Could it be? Did a lissener Pit thread actually just accomplish its goal, before even getting off the first page? Have we averted a pileon?
Truly, this day is a milestone.
Edited because I realized I needed to add a conclusion.
Just to clarify, I’m a he. But I don’t think that mistake makes you homophobic.
D’oh! I actually debated with myself about which I should put, and obviously came down on the wrong side of the gender fence. I guess that means I should go to sensitivity training, to get my latent homophobia out of my system.
I bet you’re a dwarf.
I think I see a loose thread in the fabric of space time. Let me go over here and pull on it…
Such is the price of “genius.”
Just to update my post from a previous thread, Lissener’s current Pittings Per Year rating is:
Lissener: 13/9 = 1.444 PPY
Up 0.3 from last year. Sell high! Sell high!
A long time ago, someone wisely said something along the lines of “just imagine Lissener speaking as the Comic Book Guy” and since then, his posts simply don’t bother me.
Oh god, I missed that thread. Well, I think I’ll trust Neil Gaiman’s taste in friends rather than lissener’s evaluation of art.
Unless he has a “friend” who slept with Tori, which would totally make me change my mind:rolleyes:
Worst
Analogy
Evar.
Not 
He’s right about Tori Amos, though.
Credit where it’s due.
giggling
Really? I can’t stand Tori, but I don’t think I would call her a sellout. She seems one of the more sincere artists from what I’ve heard. Assuming of course, we are talking about a sellout in the strict “I deliberately changed/picked my style based on market research as opposed to staying true to myself and my craft” sense. Now Erykah Badu - THERE’S a sellout in my book. Her stage name alone pisses me off.
Well, Amos did start out in Y Kant Tori Read…
I was under the impression that she changed her name as a personal preference, not just for professional reasons. But even so, how is it different from any other person who has adopted a false name for a public persona – Jennifer Aniston, Bob Dylan, George Michael, Anne Bancroft, Frankie Avalon, Fred Astaire, Tony Curtis, Kirk Douglas, Jack Palance. They changed their names at least partly so that people would think of them as regular old Anglo-Saxons (or at least not think that they weren’t). Assuming the worst about Badu’s name change, it’s the same thing only in reverse.
It isn’t that she chose a stage name, its what she chose. It really feels to me like she sat there thinking “Hmm, Erica will never sell, but if I change the spelling and add a surname to some vaguely african looking thing, wear some weird shit on my head, THEN I’ll have street cred!” I can handle changing your name for aesthetic reasons - Jennifer Aniston just SOUNDS better than Yannis Anastassakis - but it bugs me when its done for marketing reasons. Yes I understand that there is overlap between the two. I can’t totally articulate why hers bugs me so much, it just seems so nakedly phony.

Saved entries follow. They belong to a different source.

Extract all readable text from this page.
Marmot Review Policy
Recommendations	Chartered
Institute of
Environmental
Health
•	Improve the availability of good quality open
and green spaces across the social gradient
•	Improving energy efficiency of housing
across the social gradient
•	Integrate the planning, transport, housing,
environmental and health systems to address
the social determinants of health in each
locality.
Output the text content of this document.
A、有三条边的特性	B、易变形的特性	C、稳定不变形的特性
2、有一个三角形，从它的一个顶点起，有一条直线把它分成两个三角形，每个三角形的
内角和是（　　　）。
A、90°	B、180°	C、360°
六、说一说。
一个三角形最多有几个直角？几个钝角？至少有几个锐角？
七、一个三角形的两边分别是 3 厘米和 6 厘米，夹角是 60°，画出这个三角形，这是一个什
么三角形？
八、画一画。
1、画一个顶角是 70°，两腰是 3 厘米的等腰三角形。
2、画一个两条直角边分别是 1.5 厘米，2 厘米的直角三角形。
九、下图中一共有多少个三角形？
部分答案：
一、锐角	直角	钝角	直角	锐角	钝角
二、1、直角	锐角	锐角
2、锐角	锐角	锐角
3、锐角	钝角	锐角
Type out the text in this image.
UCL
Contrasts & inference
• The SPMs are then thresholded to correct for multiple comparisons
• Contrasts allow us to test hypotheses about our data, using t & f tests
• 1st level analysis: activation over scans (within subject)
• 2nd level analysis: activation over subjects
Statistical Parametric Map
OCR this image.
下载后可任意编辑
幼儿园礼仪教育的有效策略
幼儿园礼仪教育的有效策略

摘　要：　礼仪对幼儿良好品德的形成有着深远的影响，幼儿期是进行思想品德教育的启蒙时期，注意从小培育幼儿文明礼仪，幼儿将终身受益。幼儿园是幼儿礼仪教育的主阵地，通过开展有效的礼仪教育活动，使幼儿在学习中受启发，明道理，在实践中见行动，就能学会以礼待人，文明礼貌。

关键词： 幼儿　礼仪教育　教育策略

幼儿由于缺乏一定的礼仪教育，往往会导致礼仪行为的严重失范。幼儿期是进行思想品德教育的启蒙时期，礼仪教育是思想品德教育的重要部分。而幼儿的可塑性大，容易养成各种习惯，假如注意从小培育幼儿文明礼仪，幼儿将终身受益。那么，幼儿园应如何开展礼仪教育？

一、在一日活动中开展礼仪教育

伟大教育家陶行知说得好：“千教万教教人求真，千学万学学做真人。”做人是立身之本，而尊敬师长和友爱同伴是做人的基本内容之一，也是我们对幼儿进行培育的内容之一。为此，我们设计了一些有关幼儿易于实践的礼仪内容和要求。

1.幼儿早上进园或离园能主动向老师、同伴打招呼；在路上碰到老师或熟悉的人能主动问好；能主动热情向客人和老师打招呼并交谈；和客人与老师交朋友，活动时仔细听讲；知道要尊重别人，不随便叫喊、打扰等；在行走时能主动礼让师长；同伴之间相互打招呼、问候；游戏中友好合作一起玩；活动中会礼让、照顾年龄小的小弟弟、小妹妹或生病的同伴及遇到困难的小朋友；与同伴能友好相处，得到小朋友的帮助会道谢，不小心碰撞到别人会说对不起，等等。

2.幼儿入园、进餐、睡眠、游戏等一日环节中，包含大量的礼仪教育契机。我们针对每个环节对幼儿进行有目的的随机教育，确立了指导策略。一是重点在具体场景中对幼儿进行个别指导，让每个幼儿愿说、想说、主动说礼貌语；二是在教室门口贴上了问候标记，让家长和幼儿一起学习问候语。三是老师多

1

Jennifer Aniston sounds aesthetically better to the general public exactly because it’s a nakedly phony non-ethnic name (foreign-sounding names generally are less aesthetic to the hearer). This “aesthetic” is 100 percent marketing. All of these people changed their names because they thought a foreign/ethnic/Jewish sounding name wouldn’t sell as well as a Waspy name. Erykah Badu is a nakedly phony ethnic name. Same diff.
I disagree - I think Jennifer Aniston flows better, regardless of language. There are plenty of foreign names that sound just fine and shouldn’t change - Goran Bregovic, Utada Hikaru, etc. - but in some cases I think it makes sense to change. For example, how many people can spell Aniston’s real name without looking it up? Anyways, I did concede that there is some overlap and your point is valid, but I still say badu is pandering of the worst kind.